Saturday, September 24, 2011


I remember a time halfway through our process of being counseled when I reached a point where I was ready to give up. We were about a year into it, and it seemed that no matter what I did or how diligent I was, it was not going to be enough for Nan. She seemed like a bottomless pit of needs and wants from me. As a man who had a high need to feel adequate (like all men), I was becoming discouraged and doubtful whether this counseling thing and this marriage thing was actually going to work over the long haul.

On the flip side of this, Nan was thinking “Isn’t he ever going to get it? I keep telling him and coaching him and encouraging him and being vulnerable with my feelings. Why doesn’t he completely ‘get me’ yet?”

These were the negative dialogs going on in our heads.

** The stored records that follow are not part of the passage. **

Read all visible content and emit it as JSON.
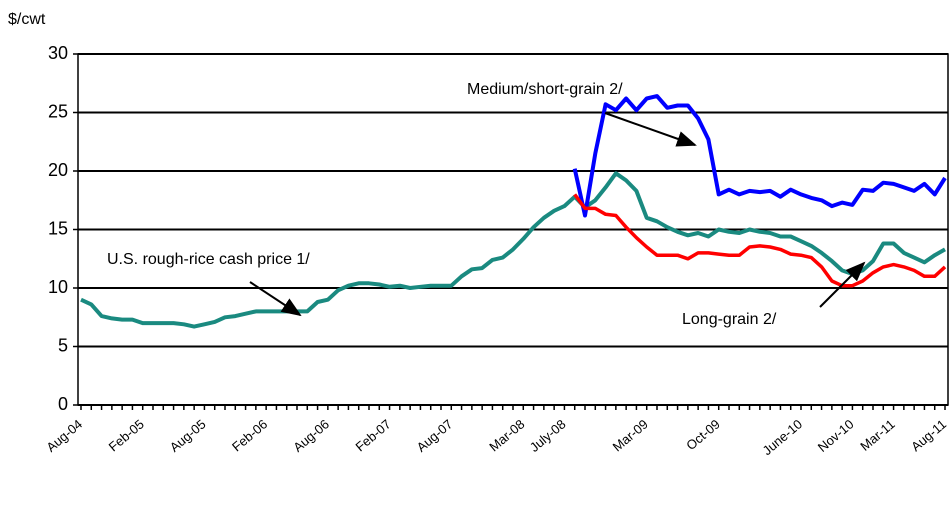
{
  "chart_data": {
    "type": "line",
    "y_label": "$/cwt",
    "categories": [
      "Aug-04",
      null,
      null,
      null,
      null,
      null,
      "Feb-05",
      null,
      null,
      null,
      null,
      null,
      "Aug-05",
      null,
      null,
      null,
      null,
      null,
      "Feb-06",
      null,
      null,
      null,
      null,
      null,
      "Aug-06",
      null,
      null,
      null,
      null,
      null,
      "Feb-07",
      null,
      null,
      null,
      null,
      null,
      "Aug-07",
      null,
      null,
      null,
      null,
      null,
      null,
      "Mar-08",
      null,
      null,
      null,
      "July-08",
      null,
      null,
      null,
      null,
      null,
      null,
      null,
      "Mar-09",
      null,
      null,
      null,
      null,
      null,
      null,
      "Oct-09",
      null,
      null,
      null,
      null,
      null,
      null,
      null,
      "June-10",
      null,
      null,
      null,
      null,
      "Nov-10",
      null,
      null,
      null,
      "Mar-11",
      null,
      null,
      null,
      null,
      "Aug-11"
    ],
    "series": [
      {
        "name": "U.S. rough-rice cash price 1/",
        "color": "#1a8a80",
        "values": [
          9.0,
          8.6,
          7.6,
          7.4,
          7.3,
          7.3,
          7.0,
          7.0,
          7.0,
          7.0,
          6.9,
          6.7,
          6.9,
          7.1,
          7.5,
          7.6,
          7.8,
          8.0,
          8.0,
          8.0,
          8.0,
          8.0,
          8.0,
          8.8,
          9.0,
          9.8,
          10.2,
          10.4,
          10.4,
          10.3,
          10.1,
          10.2,
          10.0,
          10.1,
          10.2,
          10.2,
          10.2,
          11.0,
          11.6,
          11.7,
          12.4,
          12.6,
          13.3,
          14.2,
          15.2,
          16.0,
          16.6,
          17.0,
          17.8,
          16.9,
          17.5,
          18.6,
          19.8,
          19.2,
          18.3,
          16.0,
          15.7,
          15.2,
          14.8,
          14.5,
          14.7,
          14.4,
          15.0,
          14.8,
          14.7,
          15.0,
          14.8,
          14.7,
          14.4,
          14.4,
          14.0,
          13.6,
          13.0,
          12.3,
          11.5,
          11.2,
          11.5,
          12.3,
          13.8,
          13.8,
          13.0,
          12.6,
          12.2,
          12.8,
          13.3
        ]
      },
      {
        "name": "Medium/short-grain 2/",
        "color": "#0000ff",
        "values": [
          null,
          null,
          null,
          null,
          null,
          null,
          null,
          null,
          null,
          null,
          null,
          null,
          null,
          null,
          null,
          null,
          null,
          null,
          null,
          null,
          null,
          null,
          null,
          null,
          null,
          null,
          null,
          null,
          null,
          null,
          null,
          null,
          null,
          null,
          null,
          null,
          null,
          null,
          null,
          null,
          null,
          null,
          null,
          null,
          null,
          null,
          null,
          null,
          20.2,
          16.2,
          21.5,
          25.7,
          25.2,
          26.2,
          25.2,
          26.2,
          26.4,
          25.4,
          25.6,
          25.6,
          24.5,
          22.7,
          18.0,
          18.4,
          18.0,
          18.3,
          18.2,
          18.3,
          17.8,
          18.4,
          18.0,
          17.7,
          17.5,
          17.0,
          17.3,
          17.1,
          18.4,
          18.3,
          19.0,
          18.9,
          18.6,
          18.3,
          18.9,
          18.0,
          19.4
        ]
      },
      {
        "name": "Long-grain 2/",
        "color": "#ff0000",
        "values": [
          null,
          null,
          null,
          null,
          null,
          null,
          null,
          null,
          null,
          null,
          null,
          null,
          null,
          null,
          null,
          null,
          null,
          null,
          null,
          null,
          null,
          null,
          null,
          null,
          null,
          null,
          null,
          null,
          null,
          null,
          null,
          null,
          null,
          null,
          null,
          null,
          null,
          null,
          null,
          null,
          null,
          null,
          null,
          null,
          null,
          null,
          null,
          null,
          18.0,
          16.8,
          16.8,
          16.3,
          16.2,
          15.2,
          14.3,
          13.5,
          12.8,
          12.8,
          12.8,
          12.5,
          13.0,
          13.0,
          12.9,
          12.8,
          12.8,
          13.5,
          13.6,
          13.5,
          13.3,
          12.9,
          12.8,
          12.6,
          11.8,
          10.6,
          10.2,
          10.2,
          10.6,
          11.3,
          11.8,
          12.0,
          11.8,
          11.5,
          11.0,
          11.0,
          11.8
        ]
      }
    ],
    "ylim": [
      0,
      30
    ],
    "yticks": [
      0,
      5,
      10,
      15,
      20,
      25,
      30
    ],
    "grid": true
  }
}
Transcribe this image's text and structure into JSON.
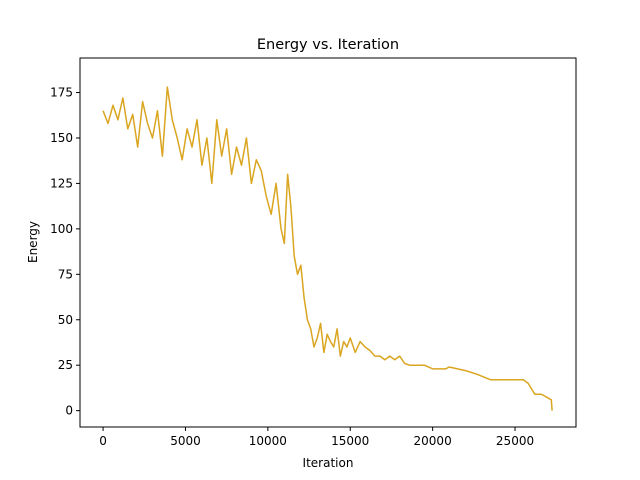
{
  "chart_data": {
    "type": "line",
    "title": "Energy vs. Iteration",
    "xlabel": "Iteration",
    "ylabel": "Energy",
    "xlim": [
      -1400,
      28700
    ],
    "ylim": [
      -9,
      194
    ],
    "xticks": [
      0,
      5000,
      10000,
      15000,
      20000,
      25000
    ],
    "yticks": [
      0,
      25,
      50,
      75,
      100,
      125,
      150,
      175
    ],
    "grid": false,
    "legend": "none",
    "series": [
      {
        "color": "#daa520",
        "x": [
          0,
          300,
          600,
          900,
          1200,
          1500,
          1800,
          2100,
          2400,
          2700,
          3000,
          3300,
          3600,
          3900,
          4200,
          4500,
          4800,
          5100,
          5400,
          5700,
          6000,
          6300,
          6600,
          6900,
          7200,
          7500,
          7800,
          8100,
          8400,
          8700,
          9000,
          9300,
          9600,
          9900,
          10200,
          10500,
          10800,
          11000,
          11200,
          11400,
          11600,
          11800,
          12000,
          12200,
          12400,
          12600,
          12800,
          13000,
          13200,
          13400,
          13600,
          13800,
          14000,
          14200,
          14400,
          14600,
          14800,
          15000,
          15300,
          15600,
          15900,
          16200,
          16500,
          16800,
          17100,
          17400,
          17700,
          18000,
          18300,
          18600,
          18900,
          19200,
          19500,
          20000,
          20500,
          20800,
          21000,
          22000,
          22700,
          23500,
          24500,
          25500,
          25800,
          26200,
          26600,
          27000,
          27200,
          27250
        ],
        "values": [
          165,
          158,
          168,
          160,
          172,
          155,
          163,
          145,
          170,
          158,
          150,
          165,
          140,
          178,
          160,
          150,
          138,
          155,
          145,
          160,
          135,
          150,
          125,
          160,
          140,
          155,
          130,
          145,
          135,
          150,
          125,
          138,
          132,
          118,
          108,
          125,
          100,
          92,
          130,
          112,
          85,
          75,
          80,
          62,
          50,
          45,
          35,
          40,
          48,
          32,
          42,
          38,
          35,
          45,
          30,
          38,
          35,
          40,
          32,
          38,
          35,
          33,
          30,
          30,
          28,
          30,
          28,
          30,
          26,
          25,
          25,
          25,
          25,
          23,
          23,
          23,
          24,
          22,
          20,
          17,
          17,
          17,
          15,
          9,
          9,
          7,
          6,
          0
        ]
      }
    ]
  }
}
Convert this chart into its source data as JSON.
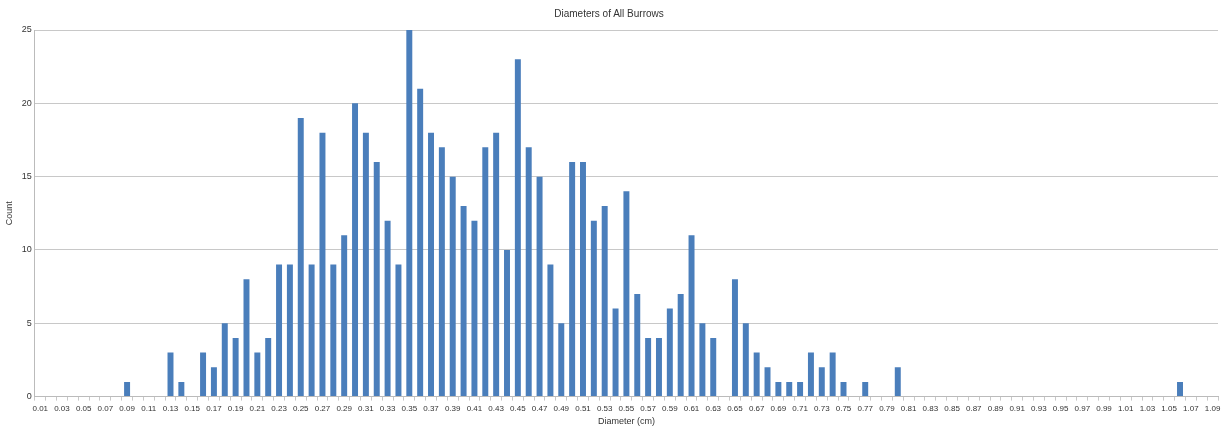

But the truth was somewhat different. I was starting to understand and was responding much more appropriately, and she was becoming much more kind and yielded towards me. But we were both scared.

Subsequently, I discovered that there was a place of “enough” for her. She became trusting that our new way of dealing with each other was more than just temporary. Our anxiety in the relationship went down and our contentment went up.

Up until that point we both felt blamed by the other person, and alone in our self-righteousness. We were stuck. Both of us were impatient for change and did not like having to suffer. We really did believe that if only the other person would change, everything would be fine. The turning point came when we both acknowledged our part in the difficulties.

The element that was needed to reach this place was endurance.

It took a lot longer than we had hoped. But the damage was significant and the deficits were large. Just like a house that had been neglected for a long time, the rehabilitation took patience and effort. But our endurance produced results that continue to pay dividends.

So for all of you who are struggling and discouraged, do not give up hope. Roll up your sleeves and get to work. Stop talking about change and do something toward that goal. Make a plan, commit the time, and be prepared to endure the process until you are satisfied with the results. Often the only thing blocking the way is our own pride.